Da fiducia a responsabilità, le parole chiave del discorso di Mattarella

Parole che, sullo sfondo di una foto dell’Italia scattata dallo spazio da una astronauta, hanno ribaltato la lettura “classica” tutta incentrata sulle difficoltà del paese

di Andrea Carli


Il messaggio di fine anno del Presidente della Repubblica Sergio Mattarella

3' di lettura

Da “fiducia” a “responsabilità”. E poi ancora: “giovani”, “ambiente”, “futuro”, “attese”, “comune interesse”, “solidarietà”. Sono queste le parole chiave che raccontano in pochi flash il discorso di fine anno del Presidente della Repubblica Sergio Mattarella, il quinto del settennato. Parole che, sullo sfondo di una foto dell’Italia scattata dallo spazio da una astronauta, hanno ribaltato la lettura “classica” tutta incentrata sulle difficoltà del paese e si sono concentrate, ribaltando gli schemi e «allargando lo sguardo oltre il consueto», su quegli aspetti che rendono l’Italia decisamente migliore di come molti la dipingono. «Vi è un'Italia, spesso silenziosa, che non ha mai smesso di darsi da fare», ha sottolineato Mattarella.

Fiducia
È “fiducia” il concetto portante, quello che ha messo subito in evidenza il punto di partenza, ma anche quello di arrivo del ragionamento del Capo dello Stato poco dopo le 20 della sera dell’ultimo dell’anno. «L’Italia - ha ricordato il presidente della Repubblica - riscuote fiducia. Quella stessa fiducia con cui si guarda, da fuori, verso il nostro Paese deve indurci ad averne di più in noi stessi, per dar corpo alla speranza di un futuro migliore». «Abbiamo problemi da non sottovalutare - ha continuato il Capo dello Stato -. Il lavoro che manca per tanti, anzitutto. Forti diseguaglianze. Alcune gravi crisi aziendali. L’esigenza di rilanciare il nostro sistema produttivo. Ma abbiamo ampie possibilità per affrontare e risolvere questi problemi. E per svolgere inoltre un ruolo incisivo nella nostra Europa e nella intera comunità internazionale».

Responsabilità
Al concetto di fiducia, all’idea che l’Italia vista da fuori non è, o non è solo, lo “sguardo consueto”, è legata un’altra parola “di peso” nel discorso del Capo dello Stato: “responsabilità”. Il messaggio, anche in questo caso, è stato per tutti, nessuno escluso. «È importante - ha detto il presidente - anche sviluppare, sempre di più, una cultura della responsabilità che riguarda tutti: dalle formazioni politiche, ai singoli cittadini, alle imprese, alle formazioni intermedie, alle associazioni raccolte intorno a interessi e a valori. La cultura della responsabilità - ha poi aggiunto - costituisce il più forte presidio di libertà e di difesa dei principi, su cui si fonda la Repubblica. Questo comune sentire della società – quando si esprime – si riflette sulle istituzioni per infondervi costantemente un autentico spirito repubblicano».

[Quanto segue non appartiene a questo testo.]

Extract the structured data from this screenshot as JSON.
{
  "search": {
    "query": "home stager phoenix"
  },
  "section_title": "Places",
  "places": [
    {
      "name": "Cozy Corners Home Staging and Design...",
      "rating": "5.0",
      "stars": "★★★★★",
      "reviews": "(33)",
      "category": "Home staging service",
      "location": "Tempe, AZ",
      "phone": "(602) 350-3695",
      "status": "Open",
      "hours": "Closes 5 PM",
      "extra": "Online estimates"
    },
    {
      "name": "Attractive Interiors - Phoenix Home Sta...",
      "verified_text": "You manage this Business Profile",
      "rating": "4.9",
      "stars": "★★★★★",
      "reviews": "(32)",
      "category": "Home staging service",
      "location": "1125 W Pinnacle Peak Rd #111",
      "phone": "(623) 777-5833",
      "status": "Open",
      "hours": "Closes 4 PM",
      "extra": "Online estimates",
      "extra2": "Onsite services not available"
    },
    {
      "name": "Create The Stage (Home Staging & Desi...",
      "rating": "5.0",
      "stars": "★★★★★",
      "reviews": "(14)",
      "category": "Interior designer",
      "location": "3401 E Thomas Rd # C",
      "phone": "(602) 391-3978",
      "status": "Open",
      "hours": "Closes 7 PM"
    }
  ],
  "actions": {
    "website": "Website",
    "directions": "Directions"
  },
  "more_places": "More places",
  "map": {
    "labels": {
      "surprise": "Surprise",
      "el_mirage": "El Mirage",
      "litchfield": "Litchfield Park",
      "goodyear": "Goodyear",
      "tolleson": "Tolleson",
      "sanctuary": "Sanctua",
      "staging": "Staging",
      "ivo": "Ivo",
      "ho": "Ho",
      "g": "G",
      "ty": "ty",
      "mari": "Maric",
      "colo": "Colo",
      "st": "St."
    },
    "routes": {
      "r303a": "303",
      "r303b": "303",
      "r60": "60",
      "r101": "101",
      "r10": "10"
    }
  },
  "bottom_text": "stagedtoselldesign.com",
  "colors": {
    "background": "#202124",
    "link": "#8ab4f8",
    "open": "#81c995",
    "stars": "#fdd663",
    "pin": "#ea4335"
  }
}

Gli squibri demografici e i giovani
Il nesso tra i due concetti, quello di fiducia e quello di responsabilità, è nell’immagine delle nuove generazioni. «Ogni società ha sempre bisogno dei giovani. Se possibile ancor di più oggi che la durata della vita è cresciuta e gli equilibri demografici si sono spostati verso l'età più avanzata», ha detto Mattarella. «La fiducia va trasmessa ai giovani, ai quali viene sovente chiesta responsabilità, ma a cui dobbiamo al contempo affidare responsabilità». Ancora: occorre «investire molto sui giovani. Diamo loro fiducia, anche per evitare l'esodo verso l'estero. Diamo loro occasioni di lavoro correttamente retribuito. Favoriamo il formarsi di nuove famiglie».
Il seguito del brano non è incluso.